What exercises do you have to lose weight after dinner?
1, one hour after dinner, you can do jogging. Jogging is a simple aerobic exercise, which can activate the muscles of the whole body, promote the body to burn fat, and achieve the effect of slimming. It is worth noting that the real time to burn fat begins after 30 minutes of continuous exercise, so running needs to last for more than half an hour. Jogging for more than 30 minutes can not only consume a lot of glycogen in the body, but also use the' fat' in the body.
2. The most effective thing is sit-ups, lying flat on the bed, pedaling your bike with your legs suspended. 200 strokes a day, this effect is also good. Especially the legs. I tried. I do 30 sit-ups and pedal my bike with my legs suspended. 200 times a day works well. Drinking mulberry leaves and money tea at ordinary times is helpful to reduce blood fat and detoxify. No perseverance ~ sometimes I do it and sometimes I don't do it, hehe ~ I lost about 7 pounds a month.

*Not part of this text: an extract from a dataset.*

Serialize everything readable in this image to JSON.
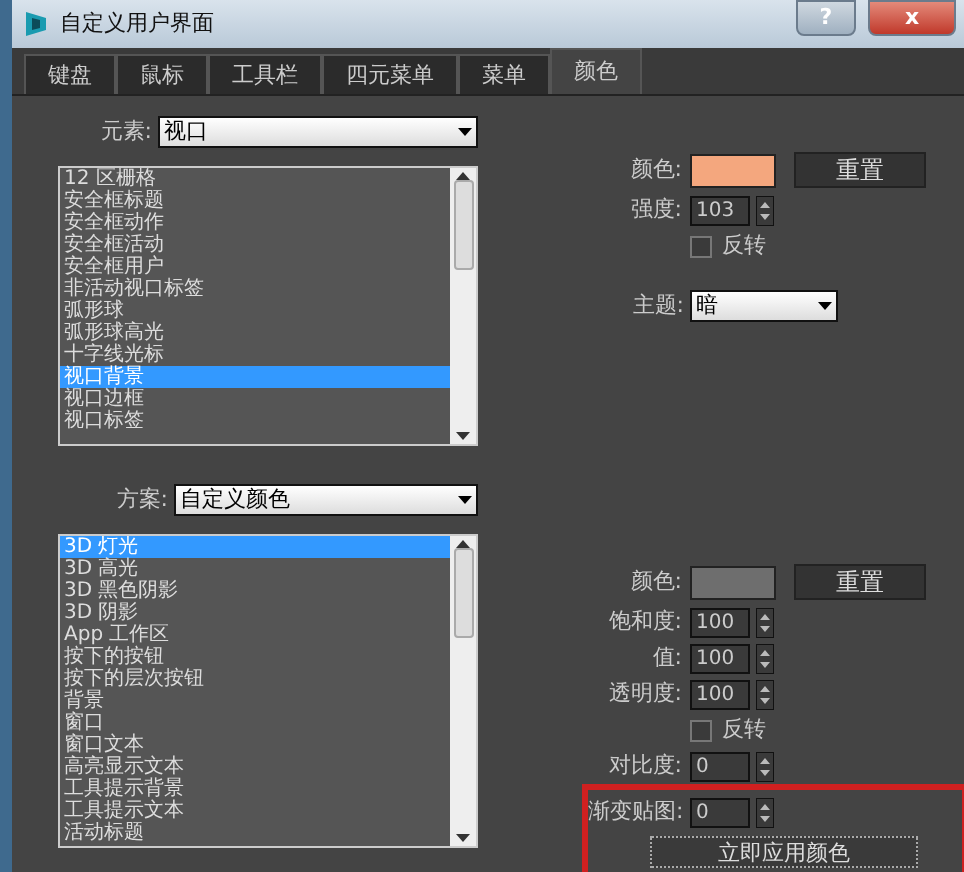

Exercise after dinner, but you can't exercise until 30 minutes after dinner. Exercise at night can help food digest faster, accelerate fat metabolism, and the effect of losing weight is quite obvious. However, the intensity of exercise at night is too high, and nerves are easily excited, which makes it difficult for people to fall asleep and affects the quality of sleep. In addition, if you exercise too much at night and your body is too tired, you will be in poor spirits the next day, which will affect your work efficiency.
4, square dance, really lose weight, stick to one, lose six pounds, continue to lose weight, hahaha ... if you are young, it is better to come to street dance or something. Pay attention to 4 points when eating and losing weight.
Precautions for losing weight at dinner
1, control calories and fat
The most important thing for dinner is to control calories and fat. Don't eat without restraint. If you eat 3500 calories a day, you may gain 0.5 kg. So be careful about the calories of food. For example, eating less fat, less salt and less processed foods with sauces will increase calories.
2. Slow down the time for eating.
Generally speaking, if you eat fast, you will eat more, which is not conducive to losing weight, while chewing slowly and eating less is very helpful to losing weight. Therefore, a meal should not be less than 20 minutes, which can not only avoid overeating, but also achieve the magical effect of controlling weight and making body fat difficult to accumulate.
Step 3 take a walk after dinner
Walking a hundred steps after a meal can live 99. Exercise after meals is very beneficial to digestion and absorption. However, it is best to take a walk half an hour after dinner. People with obesity or hyperacidity will walk for 20 minutes to promote gastrointestinal peristalsis and digestion and absorption of food, which is good for health.
4. Sleep for 4 hours after meals.
Generally speaking, dinner can be digested in four hours, and there is no problem of hoarding fat. The best time for dinner is 6 pm. Remember not to sleep for 4 hours after supper. Eating too much and going to bed immediately are the most likely to cause fat accumulation. Even sitting and writing before going to bed is an exercise, which can promote digestion.